II. Multiple Copies for Classroom Use

Multiple copies (not to exceed in any event more than one copy per pupil in a course) may be made by or for the teacher giving the course for classroom use or discussion; provided that: 

  1.  a The copying meets the tests of brevity and spontaneity as defined below and,
  2. Meets the cumulative effect test as defined below and,
  3. Each copy includes a notice of copyright Definitions Brevity
    1. Poetry: (a) A complete poem if less than 250 words and if printed on not more than two pages or, (b) from a longer poem, an excerpt of not more than 250 words.
    2. Prose: (a) Either a complete article, story or essay of less than 2,500 words, or (b) an excerpt from any prose work of not more than 1,000 words or 10% of the work, whichever is less, but in any event a minimum of 500 words.
      [Each of the numerical limits stated in “i” and “ii” above may be expanded to permit the completion of an unfinished line of a poem or of an unfinished prose paragraph.]
    3. Illustration: One chart, graph, diagram, drawing, cartoon or picture per book or per periodical issue. 
    4. "Special" works: Certain works in poetry, prose or in “poetic prose” which often combine language with illustrations and which are intended sometimes for children and at other times for a more general audience fall short of 2,500 words in their entirety. Paragraph “ii” above notwithstanding such “special works” may not be reproduced in their entirety; however, an excerpt comprising not more than two of the published pages of such special work and containing not more than ten percent of the words found in the text thereof, may be reproduced. 
  1.  (Spontaneity) The copying is at the instance and inspiration of the individual teacher, and
  2. The inspiration and decision to use the work and the moment of its use for maximum teaching effectiveness are so close in time that it would be unreasonable to expect a timely reply to a request for permission.

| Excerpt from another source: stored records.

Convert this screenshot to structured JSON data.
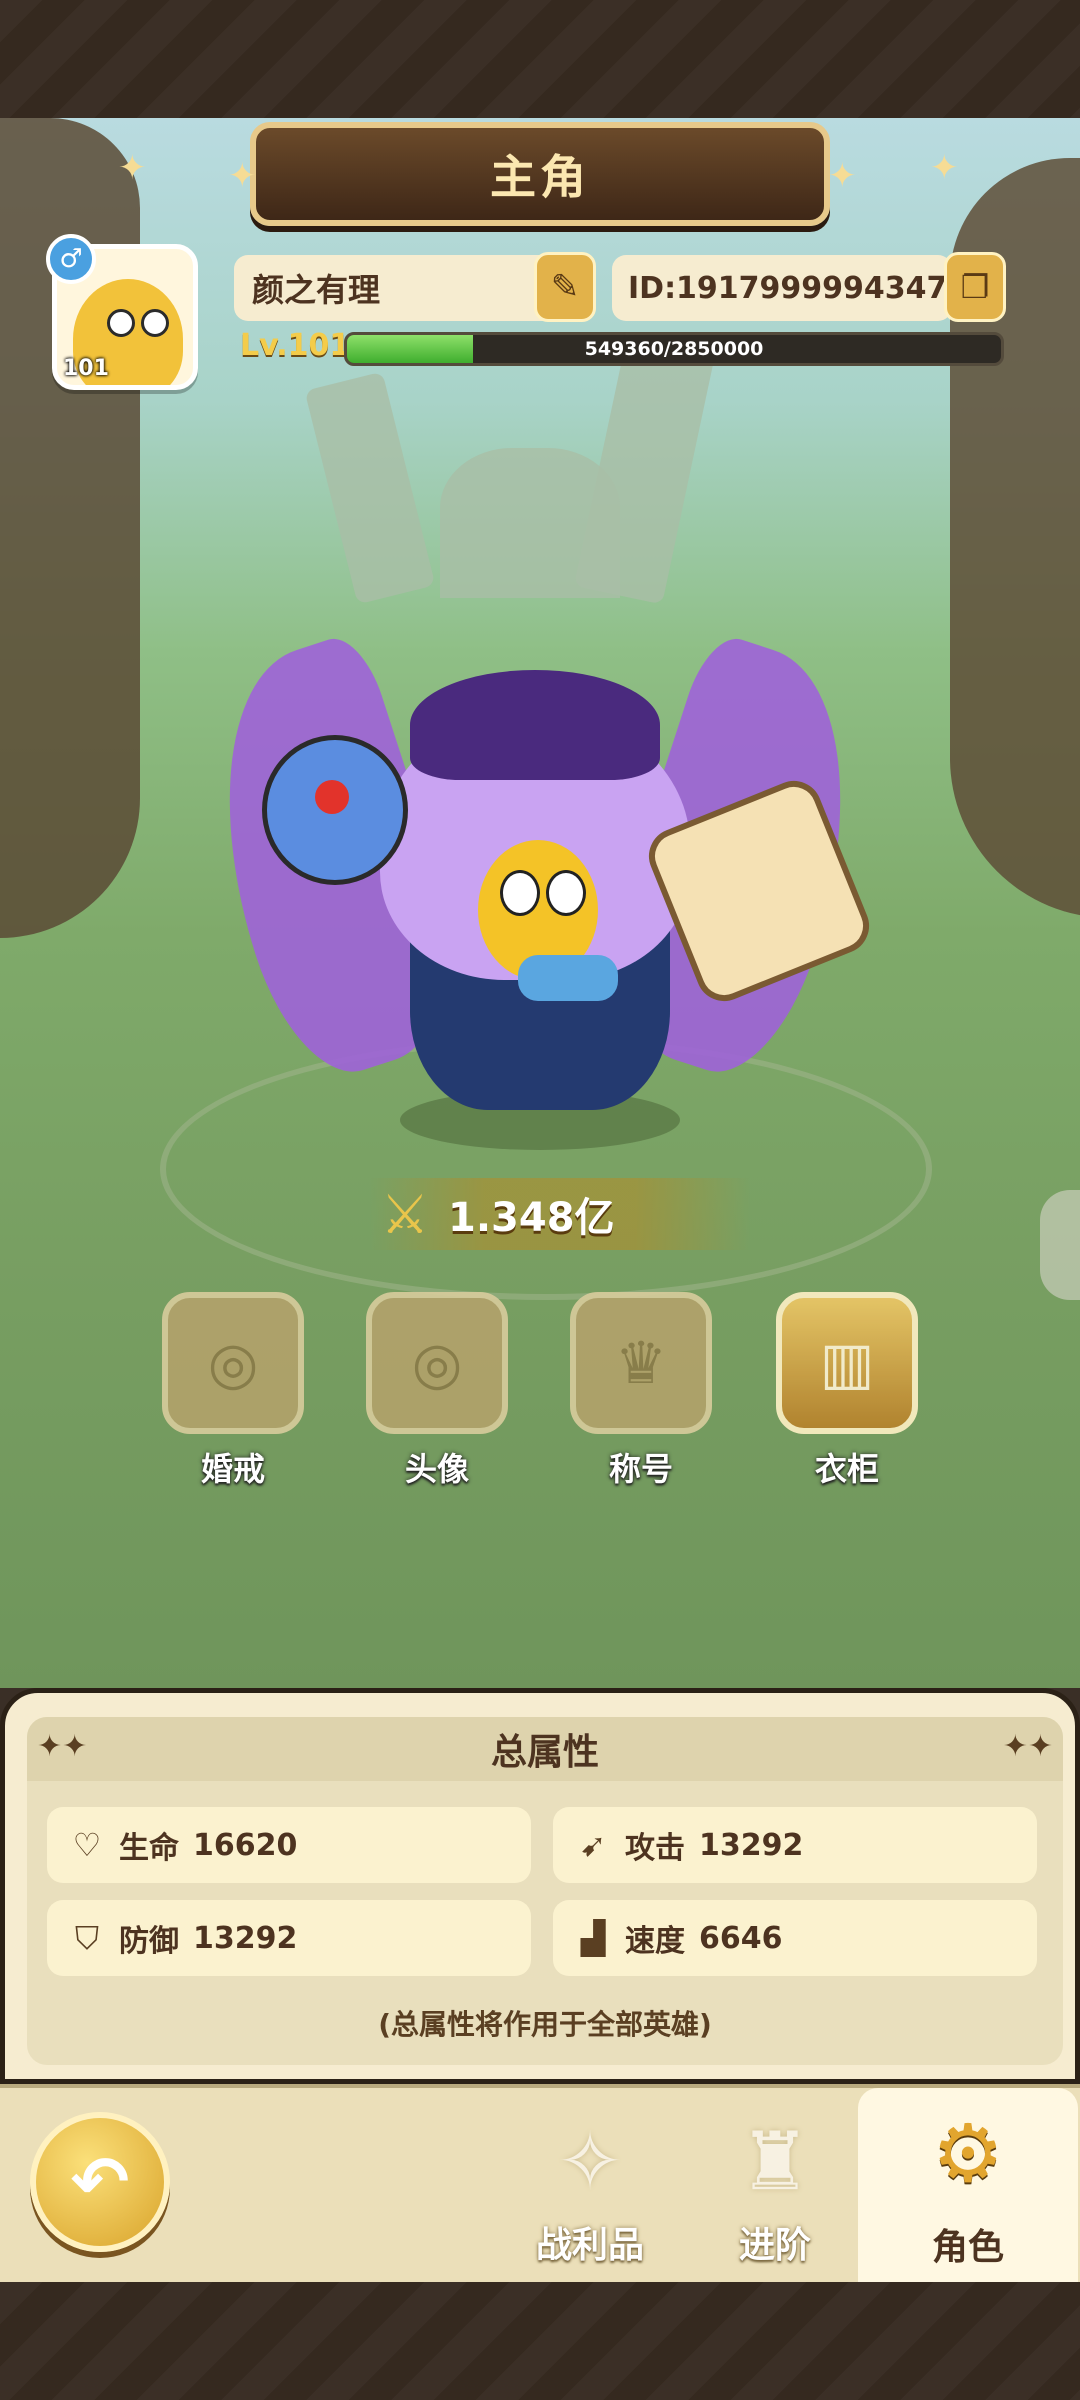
{
  "header": {
    "title": "主角"
  },
  "profile": {
    "level_badge": "101",
    "gender_symbol": "♂",
    "name": "颜之有理",
    "id_text": "ID:1917999994347",
    "level_label": "Lv.101",
    "exp_text": "549360/2850000",
    "exp_fraction": 0.1928
  },
  "power": {
    "value": "1.348亿"
  },
  "features": [
    {
      "label": "婚戒"
    },
    {
      "label": "头像"
    },
    {
      "label": "称号"
    },
    {
      "label": "衣柜"
    }
  ],
  "attributes": {
    "title": "总属性",
    "stats": [
      {
        "name": "生命",
        "value": "16620",
        "icon": "heart-icon"
      },
      {
        "name": "攻击",
        "value": "13292",
        "icon": "attack-icon"
      },
      {
        "name": "防御",
        "value": "13292",
        "icon": "shield-icon"
      },
      {
        "name": "速度",
        "value": "6646",
        "icon": "boot-icon"
      }
    ],
    "note": "(总属性将作用于全部英雄)"
  },
  "nav": {
    "items": [
      {
        "label": "战利品",
        "icon": "loot-icon"
      },
      {
        "label": "进阶",
        "icon": "advance-icon"
      },
      {
        "label": "角色",
        "icon": "character-icon"
      }
    ]
  }
}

From Congressional Report 94-1476

Teach Act

The TEACH Act (Technology, Education and Copyright Harmonization Act)  passed in 2002 was added to Title 17 as Section 110(2).

The TEACH Act is used in conjunction with Fair Use.  The TEACH Act addresses use of copyrighted work in online or remote education. It mostly focuses on the use of multi-media material in online environment. There are more restrictions on multi-media use in the online class (such as Canvas) than in face to face classrooms.